I often wonder the same thing about my kiddos, even when I have to fill in some papers for them...I am not sure if I should put black or white but when I am in a really good mood I check both...I think, we just need to teach them that they are wonderful, beautiful and doesn't matter what other people think. They are different because God wanted them to be different because people are going to categorize them. You are going a great job with those kids and they are gorgeous :)

PS. We are a family of four different colors who love each other and so are yours :)

Laura said...

Visiting from the link of your post on Travel Babble. Your comments are quite insightful and I look forward to reading other posts.

Nay said...

I know how this is...completely. My husband is filipino and I am latina. My son looks like my side (a little white boy, I guess) and my daughter like her Daddy (an exotic filipina). So we get a lot of looks...
...but this is what everyone looks like, right? We are all mixed in a way and I think it's awesome...
And your babes? It doesn't matter what I think. Remember that, it only matters that they are good and have wonderful parents like you and your hubby.

Anonymous said...

If I saw your boys on the street, I would notice their skin. I would notice how smooth and mocha-ish it is. And I would smile at the little guy's adorable wavy hair.

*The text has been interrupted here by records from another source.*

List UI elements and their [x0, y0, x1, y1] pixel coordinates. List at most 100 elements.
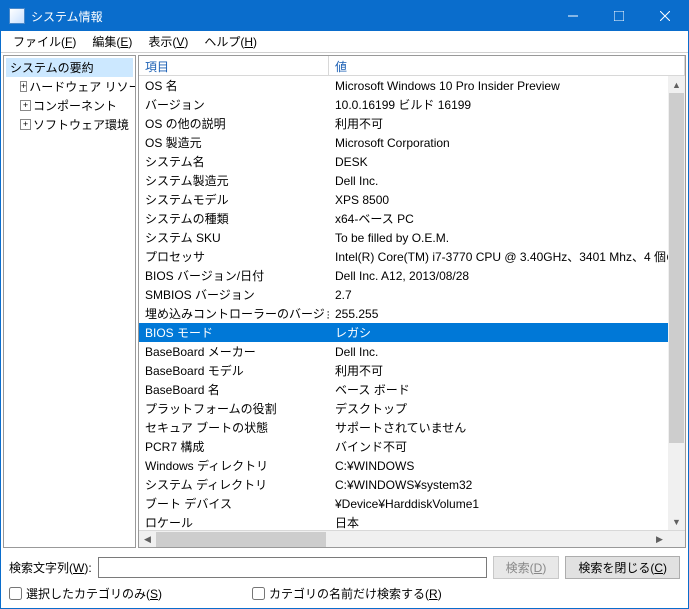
cell-item: BaseBoard メーカー	[139, 343, 329, 360]
cell-value: Dell Inc.	[329, 345, 685, 359]
tree-label: システムの要約	[10, 59, 94, 76]
app-icon	[9, 8, 25, 24]
cell-value: XPS 8500	[329, 193, 685, 207]
list-row[interactable]: BIOS モードレガシ	[139, 323, 685, 342]
cell-value: DESK	[329, 155, 685, 169]
details-list[interactable]: 項目 値 OS 名Microsoft Windows 10 Pro Inside…	[138, 55, 686, 548]
list-row[interactable]: SMBIOS バージョン2.7	[139, 285, 685, 304]
minimize-button[interactable]	[550, 1, 596, 31]
cell-value: 255.255	[329, 307, 685, 321]
tree-item-hardware[interactable]: + ハードウェア リソース	[6, 77, 133, 96]
list-row[interactable]: システム製造元Dell Inc.	[139, 171, 685, 190]
scroll-track[interactable]	[668, 93, 685, 513]
tree-item-software[interactable]: + ソフトウェア環境	[6, 115, 133, 134]
window-controls	[550, 1, 688, 31]
cell-item: バージョン	[139, 96, 329, 113]
cell-item: セキュア ブートの状態	[139, 419, 329, 436]
list-row[interactable]: システム SKUTo be filled by O.E.M.	[139, 228, 685, 247]
tree-item-components[interactable]: + コンポーネント	[6, 96, 133, 115]
scroll-left-icon[interactable]: ◀	[139, 531, 156, 548]
menu-view[interactable]: 表示(V)	[140, 31, 196, 52]
tree-label: ソフトウェア環境	[33, 116, 129, 133]
maximize-button[interactable]	[596, 1, 642, 31]
cell-item: システム名	[139, 153, 329, 170]
list-row[interactable]: OS 名Microsoft Windows 10 Pro Insider Pre…	[139, 76, 685, 95]
expand-icon[interactable]: +	[20, 119, 31, 130]
cell-item: BIOS モード	[139, 324, 329, 341]
cell-item: システムの種類	[139, 210, 329, 227]
list-row[interactable]: システム ディレクトリC:¥WINDOWS¥system32	[139, 475, 685, 494]
titlebar[interactable]: システム情報	[1, 1, 688, 31]
list-row[interactable]: バージョン10.0.16199 ビルド 16199	[139, 95, 685, 114]
cell-value: 2.7	[329, 288, 685, 302]
menu-edit[interactable]: 編集(E)	[84, 31, 140, 52]
cell-item: PCR7 構成	[139, 438, 329, 455]
content-area: システムの要約 + ハードウェア リソース + コンポーネント + ソフトウェア…	[1, 53, 688, 550]
menu-file[interactable]: ファイル(F)	[5, 31, 84, 52]
scroll-up-icon[interactable]: ▲	[668, 76, 685, 93]
cell-item: システム製造元	[139, 172, 329, 189]
close-search-button[interactable]: 検索を閉じる(C)	[565, 556, 680, 579]
selected-category-only-checkbox[interactable]: 選択したカテゴリのみ(S)	[9, 585, 162, 602]
list-row[interactable]: BaseBoard 名ベース ボード	[139, 380, 685, 399]
list-row[interactable]: BaseBoard メーカーDell Inc.	[139, 342, 685, 361]
cell-item: SMBIOS バージョン	[139, 286, 329, 303]
expand-icon[interactable]: +	[20, 100, 31, 111]
list-row[interactable]: プラットフォームの役割デスクトップ	[139, 399, 685, 418]
category-name-only-checkbox[interactable]: カテゴリの名前だけ検索する(R)	[252, 585, 442, 602]
minimize-icon	[568, 11, 578, 21]
cell-item: BIOS バージョン/日付	[139, 267, 329, 284]
column-item[interactable]: 項目	[139, 56, 329, 75]
horizontal-scroll-area: ◀ ▶	[139, 530, 685, 547]
list-row[interactable]: ブート デバイス¥Device¥HarddiskVolume1	[139, 494, 685, 513]
list-body[interactable]: OS 名Microsoft Windows 10 Pro Insider Pre…	[139, 76, 685, 530]
list-row[interactable]: 埋め込みコントローラーのバージョン255.255	[139, 304, 685, 323]
cell-item: プロセッサ	[139, 248, 329, 265]
cell-item: ロケール	[139, 514, 329, 530]
list-row[interactable]: ロケール日本	[139, 513, 685, 530]
list-row[interactable]: プロセッサIntel(R) Core(TM) i7-3770 CPU @ 3.4…	[139, 247, 685, 266]
expand-icon[interactable]: +	[20, 81, 27, 92]
list-row[interactable]: OS 製造元Microsoft Corporation	[139, 133, 685, 152]
category-tree[interactable]: システムの要約 + ハードウェア リソース + コンポーネント + ソフトウェア…	[3, 55, 136, 548]
cell-value: x64-ベース PC	[329, 210, 685, 227]
list-row[interactable]: PCR7 構成バインド不可	[139, 437, 685, 456]
column-value[interactable]: 値	[329, 56, 685, 75]
list-header: 項目 値	[139, 56, 685, 76]
list-row[interactable]: BaseBoard モデル利用不可	[139, 361, 685, 380]
list-row[interactable]: BIOS バージョン/日付Dell Inc. A12, 2013/08/28	[139, 266, 685, 285]
cell-value: 10.0.16199 ビルド 16199	[329, 96, 685, 113]
cell-value: 利用不可	[329, 115, 685, 132]
list-row[interactable]: システム名DESK	[139, 152, 685, 171]
cell-value: サポートされていません	[329, 419, 685, 436]
scroll-thumb[interactable]	[669, 93, 684, 443]
cell-value: バインド不可	[329, 438, 685, 455]
checkbox[interactable]	[9, 587, 22, 600]
vertical-scrollbar[interactable]: ▲ ▼	[668, 76, 685, 530]
list-row[interactable]: Windows ディレクトリC:¥WINDOWS	[139, 456, 685, 475]
cell-value: C:¥WINDOWS¥system32	[329, 478, 685, 492]
search-input[interactable]	[98, 557, 487, 578]
cell-value: デスクトップ	[329, 400, 685, 417]
cell-item: OS 名	[139, 77, 329, 94]
scroll-right-icon[interactable]: ▶	[651, 531, 668, 548]
list-row[interactable]: システムの種類x64-ベース PC	[139, 209, 685, 228]
checkbox[interactable]	[252, 587, 265, 600]
cell-item: BaseBoard 名	[139, 381, 329, 398]
scroll-down-icon[interactable]: ▼	[668, 513, 685, 530]
list-row[interactable]: セキュア ブートの状態サポートされていません	[139, 418, 685, 437]
cell-value: To be filled by O.E.M.	[329, 231, 685, 245]
close-button[interactable]	[642, 1, 688, 31]
cell-item: システムモデル	[139, 191, 329, 208]
find-button[interactable]: 検索(D)	[493, 556, 560, 579]
menu-help[interactable]: ヘルプ(H)	[196, 31, 265, 52]
tree-item-system-summary[interactable]: システムの要約	[6, 58, 133, 77]
list-row[interactable]: OS の他の説明利用不可	[139, 114, 685, 133]
list-row[interactable]: システムモデルXPS 8500	[139, 190, 685, 209]
cell-value: ¥Device¥HarddiskVolume1	[329, 497, 685, 511]
horizontal-scrollbar[interactable]: ◀ ▶	[139, 531, 668, 547]
tree-label: コンポーネント	[33, 97, 117, 114]
cell-item: OS の他の説明	[139, 115, 329, 132]
cell-value: Intel(R) Core(TM) i7-3770 CPU @ 3.40GHz、…	[329, 248, 685, 265]
scroll-thumb[interactable]	[156, 532, 326, 547]
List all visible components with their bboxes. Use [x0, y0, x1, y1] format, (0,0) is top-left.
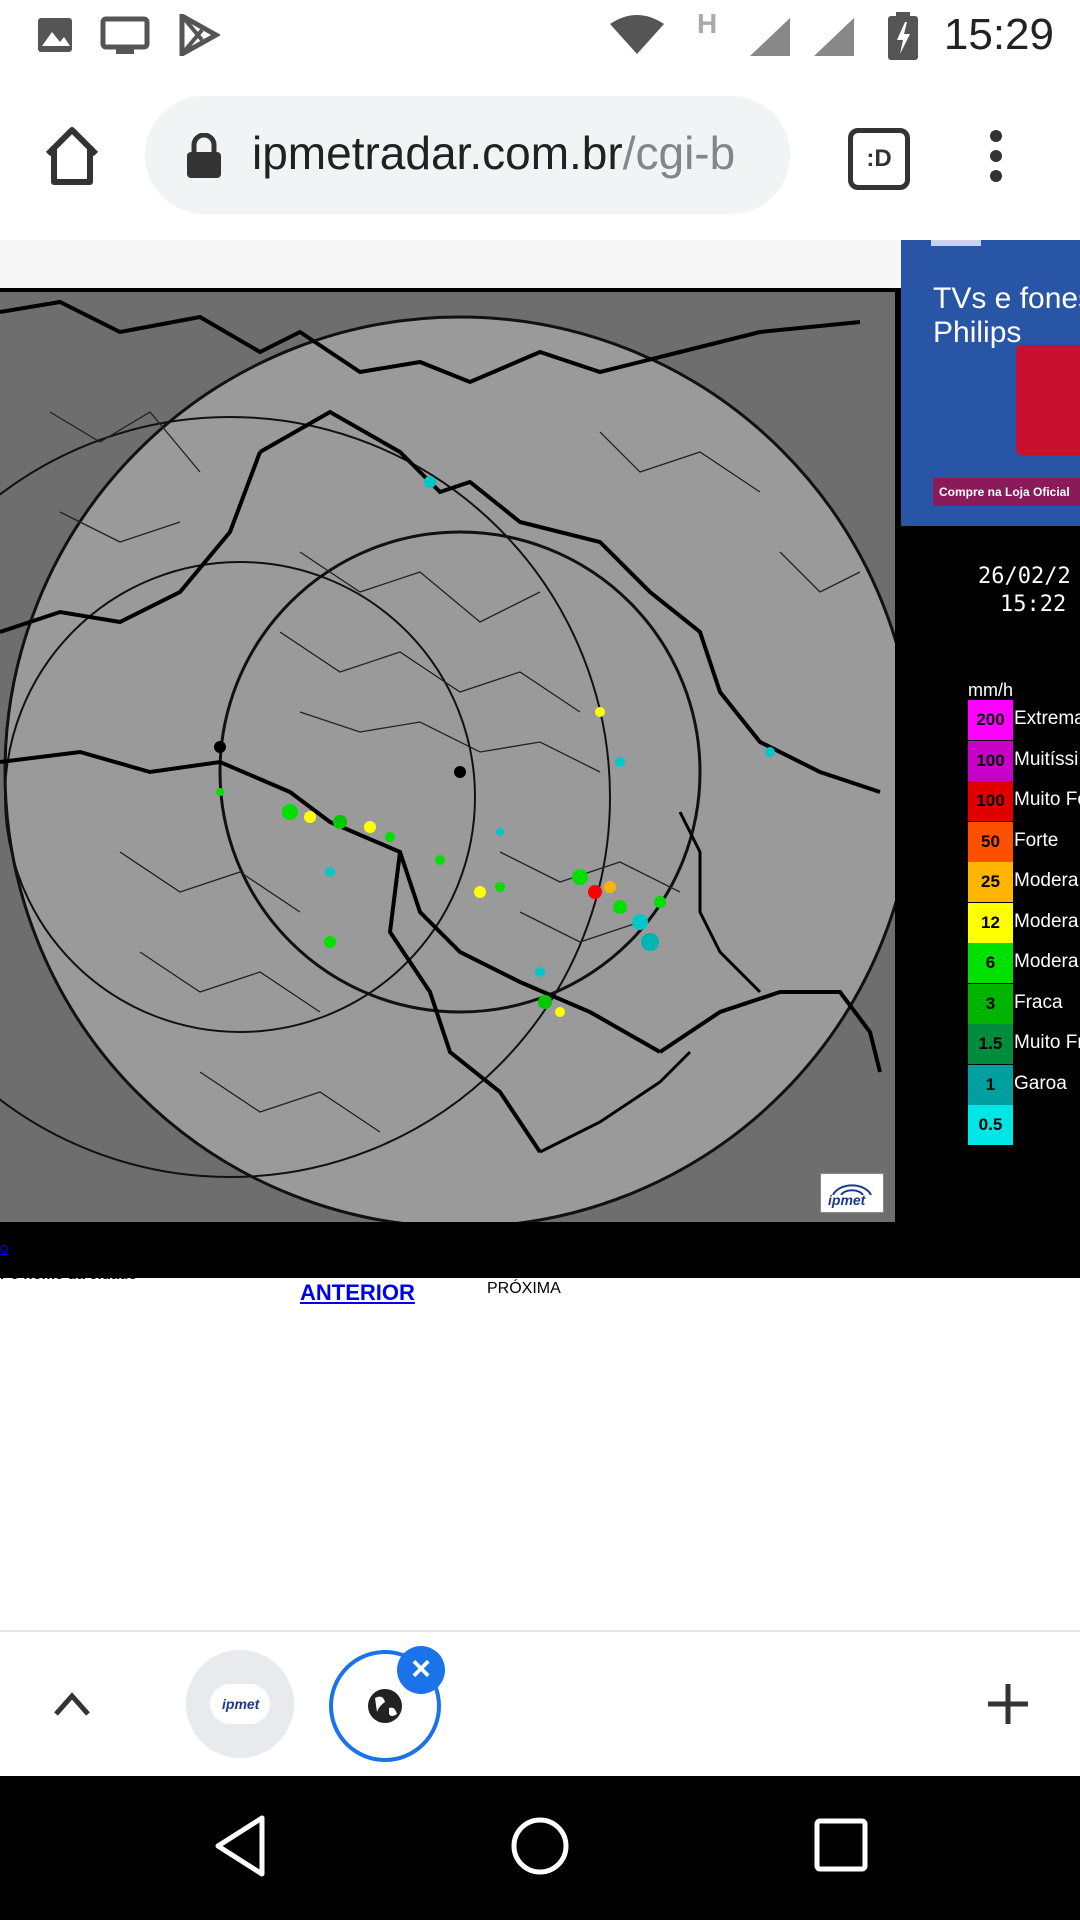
radar-date: 26/02/2 [978, 564, 1071, 589]
legend-swatch: 0.5 [968, 1105, 1013, 1145]
legend-swatch: 100 [968, 740, 1013, 781]
battery-charging-icon [888, 12, 918, 60]
lock-icon [187, 133, 221, 178]
legend-swatch: 6 [968, 943, 1013, 983]
previous-image-link[interactable]: ANTERIOR [300, 1280, 415, 1306]
advertisement[interactable]: TVs e fones Philips Compre na Loja Ofici… [901, 240, 1080, 526]
status-bar: H 15:29 [0, 0, 1080, 72]
tab-favicon-text: ipmet [222, 1696, 260, 1712]
legend-label: Garoa [1014, 1072, 1067, 1094]
signal-icon [750, 18, 790, 56]
legend-label: Modera [1014, 870, 1079, 891]
legend-swatch: 50 [968, 821, 1013, 862]
network-type-label: H [697, 8, 718, 39]
image-icon [38, 18, 72, 52]
radar-map[interactable] [0, 292, 895, 1222]
ad-cta[interactable]: Compre na Loja Oficial [933, 478, 1080, 506]
web-page: ipmet TVs e fones Philips Compre na Loja… [0, 240, 1080, 1630]
close-tab-icon[interactable]: × [397, 1646, 445, 1694]
city-search-label: r o nome da cidade [0, 1266, 137, 1283]
legend-label: Muito Fr [1014, 1032, 1080, 1053]
wifi-icon [610, 15, 664, 54]
system-nav-bar [0, 1776, 1080, 1920]
url-text[interactable]: ipmetradar.com.br/cgi-b [252, 126, 735, 180]
tab-strip [0, 1630, 1080, 1778]
tv-image [1016, 345, 1080, 455]
legend-label: Fraca [1014, 991, 1063, 1013]
url-path: /cgi-b [622, 127, 736, 179]
page-link-fragment[interactable]: o [0, 1240, 8, 1257]
legend-label: Modera [1014, 910, 1079, 932]
tab-ipmet[interactable]: ipmet [186, 1650, 294, 1758]
legend-swatch: 100 [968, 781, 1013, 821]
radar-time: 15:22 [1000, 592, 1067, 617]
ad-top-bar [931, 240, 981, 246]
legend-swatch: 200 [968, 700, 1013, 740]
legend-swatch: 1 [968, 1064, 1013, 1105]
status-time: 15:29 [943, 10, 1054, 59]
legend-swatch: 12 [968, 902, 1013, 943]
ipmet-watermark-logo: ipmet [820, 1173, 884, 1213]
tab-switcher-button[interactable]: :D [848, 128, 910, 190]
globe-icon [368, 1689, 402, 1723]
cast-icon [100, 16, 150, 54]
ad-title: TVs e fones Philips [933, 282, 1080, 349]
more-menu-icon[interactable] [980, 128, 1012, 184]
legend-swatch: 1.5 [968, 1024, 1013, 1064]
play-store-icon [179, 14, 220, 56]
legend-label: Forte [1014, 829, 1059, 851]
legend-unit: mm/h [968, 680, 1013, 700]
url-domain: ipmetradar.com.br [252, 127, 623, 179]
back-icon[interactable] [212, 1814, 268, 1878]
watermark-text: ipmet [828, 1192, 866, 1208]
legend-label: Extrema [1014, 708, 1080, 729]
home-nav-icon[interactable] [508, 1814, 572, 1878]
recents-icon[interactable] [812, 1816, 870, 1874]
legend-swatch: 3 [968, 983, 1013, 1024]
legend-swatch: 25 [968, 862, 1013, 902]
legend-label: Muito Fo [1014, 789, 1080, 810]
chevron-up-icon[interactable] [52, 1690, 92, 1718]
new-tab-icon[interactable] [986, 1682, 1030, 1726]
signal-icon-2 [814, 18, 854, 56]
legend-label: Muitíssi [1014, 748, 1079, 770]
legend-label: Modera [1014, 951, 1079, 972]
home-icon[interactable] [40, 124, 104, 188]
next-image-label: PRÓXIMA [487, 1280, 561, 1297]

People are race-aware. Even those of us who take pride in our "color-blindness" have to admit that there are some differences among ethnicities. Those differences are what makes our world so beautiful. Imagine a garden with only white daffodils - I'd want to see some roses!

Sure, there will come times when your boys will have to respond to questions about color. So what? My black brothers, quarter-black son and half-Peruvian son will too. I hope they (and my white children) learn to take pride in their heritage as children of loving parents, rather than identifying themselves by the color of their skin.

That was a little long; oops =P

Jacki said...

Jacqueline brought up a very good point, one that my son was quick to point out when he was very young. He tended to say things like brown, really brown, dark, pink, and any other color that truly described the persons skin color.

I think the thing that we tend to forget is that race is completely culture defined. In other parts of the world, you would not hear Black and White, but some other defined races.

Sadly, I don't like that in this country you are always expected to identify with the minority race if you are mixed. What if you don't identify with that race at all? Or what if you are VERY "white" looking but identify with your Native American heritage?

Anonymous said...

Your children are gorgeous! All I can say is someone needs to teach that guy some manners - I would never come into someone's home and ask who "those black kids are??". That is just rude. But to answer your question, I would assume looking at your children they are mixed. My mom is remarried to a black man, and my sister is mixed. Either way, that wouldn't be my first thought. My first thought would be how beautiful they are!

Anonymous said...

This post made me smile.
Kids can be so 'honest' at times. My husband and I have both been told on separate occasions that we weren't our child's parent. This was by their little school mates when we'd pick them up.
Once they realized that we were the parents, they were on to other world issues. LOL
We're in the south and get curious looks but it doesn't bother us or our kids.

Cindy said...

Hello! I found your blog from NSPottery! I am now a follower of yours too. :) As I'm breezing through, trying to "get to know you" I have found some different links that I can totally relate to. My husband is African American and our children are, of course, biracial too. I definitely think outsiders looking in see Black chiildren, but like you I don't see them or love them for their skin color. I do think it is important though, to never forget how society views them as it will bring for them, sadly, issues down the road. All you can do is teach them love and self-confidence. Raise them with the love of Christ and they'll be set. Looking forward to following you blog and your adventures overseas. I spent a summer in Eurpoe and what a blessing you get to live there. Be well.